How can I solve this form of optimization problem? I am looking to solve an optimization problem of $n$ real variables $x_1, \dots, x_n$.
Maximize: $\sum_{i=1}^n \left(b_i - \frac{a_i b_i}{x_i + a_i}\right)$
Such that:
$x_1 + \dots + x_n = c$
and
$x_i \geq 0$
Where $a_i$, $b_i$ and $c$ are positive constants.
I initially thought that I could solve this with linear programming but that's not the case I don't think.
I also tried piece-wise linear approximation but that consistently under-estimates the optimal solution.
Can this be solved some other way like as quadratic programming? Or is there a way to transform this problem and solve it as linear programming?
 A: The problem is convex so basically any nonlinear solver should solve this without issues. If you want to have something closer to linear programming, you can use the fact that $x^{-1}$ is second-order cone representable and thus use a second-order cone programming solver.

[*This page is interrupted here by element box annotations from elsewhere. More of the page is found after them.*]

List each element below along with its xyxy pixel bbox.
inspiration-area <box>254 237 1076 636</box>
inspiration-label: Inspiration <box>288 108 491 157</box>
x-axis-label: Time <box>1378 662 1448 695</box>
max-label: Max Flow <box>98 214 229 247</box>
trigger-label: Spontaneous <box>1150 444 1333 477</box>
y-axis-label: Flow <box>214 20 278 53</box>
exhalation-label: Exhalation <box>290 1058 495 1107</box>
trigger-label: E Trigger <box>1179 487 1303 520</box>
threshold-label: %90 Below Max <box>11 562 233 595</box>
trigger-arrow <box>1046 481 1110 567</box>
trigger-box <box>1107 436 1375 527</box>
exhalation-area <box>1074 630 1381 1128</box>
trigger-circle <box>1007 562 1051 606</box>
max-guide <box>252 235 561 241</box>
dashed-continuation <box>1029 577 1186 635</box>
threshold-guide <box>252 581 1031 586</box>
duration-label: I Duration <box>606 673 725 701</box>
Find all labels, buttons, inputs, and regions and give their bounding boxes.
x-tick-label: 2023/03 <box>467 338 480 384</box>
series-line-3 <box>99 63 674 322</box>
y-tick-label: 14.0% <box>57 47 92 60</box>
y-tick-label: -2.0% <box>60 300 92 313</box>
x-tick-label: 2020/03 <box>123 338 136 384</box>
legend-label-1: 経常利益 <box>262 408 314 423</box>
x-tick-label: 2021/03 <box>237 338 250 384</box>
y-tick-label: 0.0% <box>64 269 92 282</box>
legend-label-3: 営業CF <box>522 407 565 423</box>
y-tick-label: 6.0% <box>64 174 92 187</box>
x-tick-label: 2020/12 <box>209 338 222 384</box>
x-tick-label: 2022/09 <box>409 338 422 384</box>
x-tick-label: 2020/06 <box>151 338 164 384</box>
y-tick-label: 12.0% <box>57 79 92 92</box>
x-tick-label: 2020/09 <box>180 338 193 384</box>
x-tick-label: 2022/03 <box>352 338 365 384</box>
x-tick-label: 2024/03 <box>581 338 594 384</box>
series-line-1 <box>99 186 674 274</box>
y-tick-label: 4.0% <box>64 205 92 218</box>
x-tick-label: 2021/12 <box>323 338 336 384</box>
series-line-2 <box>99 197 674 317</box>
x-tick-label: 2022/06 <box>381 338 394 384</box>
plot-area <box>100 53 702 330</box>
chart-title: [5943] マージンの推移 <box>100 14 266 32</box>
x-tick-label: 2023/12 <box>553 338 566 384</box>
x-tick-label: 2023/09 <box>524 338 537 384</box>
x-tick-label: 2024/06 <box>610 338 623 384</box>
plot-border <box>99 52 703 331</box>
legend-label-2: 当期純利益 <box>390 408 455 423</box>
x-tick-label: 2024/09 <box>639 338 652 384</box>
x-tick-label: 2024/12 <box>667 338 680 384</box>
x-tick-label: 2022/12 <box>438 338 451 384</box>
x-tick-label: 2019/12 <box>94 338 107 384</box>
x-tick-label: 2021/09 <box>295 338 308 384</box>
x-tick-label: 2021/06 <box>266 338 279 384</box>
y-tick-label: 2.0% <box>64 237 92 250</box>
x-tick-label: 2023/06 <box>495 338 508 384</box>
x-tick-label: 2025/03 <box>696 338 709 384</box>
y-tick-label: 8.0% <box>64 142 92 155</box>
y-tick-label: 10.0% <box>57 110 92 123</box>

Here tested in MATLAB Toolbox YALMIP (requires an SOCP solver such as Mosek, Gurobi, SeDuMi, ECOS etc for the reformulated problem)
b = rand(n,1);
a = rand(n,1);
c = rand(1);
x = sdpvar(n,1);
% Solve as general nonlinear program
obj = sum(a.*b./(x+a));
optimize([x>=0, sum(x)==c],obj)
% Model inverse using socp cone
obj = sum(a.*b.*cpower(x+a,-1));
optimize([x>=0, sum(x)==c],obj)

A: If the variables must be integer-valued, you can solve the problem via dynamic programming as follows.  Let
$$f(k,c) = \max_{\substack{(x_1,\dots,x_k)\in \mathbb{Z}_+^k:\\x_1+\dots+x_k = c}} \sum_{i=1}^k \left(b_i - \frac{a_i b_i}{x_i + a_i}\right)$$
By conditioning on $x_k$, we obtain DP recursion:
$$f(k,c) = \max_{x_k\in\{0,\dots,c\}}\left\{b_k - \frac{a_k b_k}{x_k + a_k} + f(k-1,c-x_k)\right\}$$
You want to compute $f(n,c)$.
Also, the objective has a constant term $\sum_{i=1}^n b_i$, so you might as well instead minimize $$\sum_{i=1}^n \frac{a_i b_i}{x_i + a_i}$$

For the continuous problem, if you had $0 \le x_i \le c$ instead of the equality constraint or if your objective were a single ratio of linear functions (rather than a sum of ratios), you could linearize via a Charnes-Cooper transformation.
A: Assuming you want real-valued answers (and not, say, integers), this kind of question is amenable to a Lagrange multiplier approach:
Let $f(\vec{x}) = \sum_{i=1}^n \left( b_i - \frac{a_i b_i}{a_i + x_i} \right)$ and $g(\vec{x}) = c - \sum_{i=1}^n x_i$. Then define
$$\begin{eqnarray}\mathcal{L}(\vec{x}; \lambda) & = & f(\vec{x}) + \lambda g(\vec{x}) \\
& = & \sum_{i=1}^n \left(b_i - \frac{a_i b_i}{a_i + x_i}\right) + \lambda \left (c - \sum_{i=1}^n x_i \right ) \\
& = & \lambda c + \sum_{i=1}^n \left( b_i - \lambda x_i - \frac{a_i b_i}{a_i + x_i} \right) \end{eqnarray}$$
We then solve for $\nabla \mathcal{L} = 0$:
$$\begin{eqnarray} \frac{\partial \mathcal{L}}{\partial x_i} & = & -\lambda + \frac{a_i b_i}{(a_i + x_i)^2} \\
& = & 0 \mbox{ when } x_i = \sqrt{\frac{\lambda}{a_i b_i}} - a_i \\
\sum_{i=1}^n x_i & = & c \\
\sum_{i=1}^n \left( \sqrt{\frac{\lambda}{a_i b_i}} - a_i \right) & = & c \\
\sqrt\lambda \sum_{i=1}^n \frac{1}{\sqrt{a_i b_i}} & = & c + \sum_{i=1}^n a_i \\
\lambda & = & \left( \frac{c + \sum a_i}{\sum (a_i b_i)^{-\frac{1}{2}}} \right)^2 \\
x_i & = & \frac{c + \sum a_k}{\sqrt{a_i b_i} \sum (a_k b_k)^{-\frac{1}{2}}} - a_i
\end{eqnarray}$$
and you can substitute that into $f$ to get an expression for its extremum.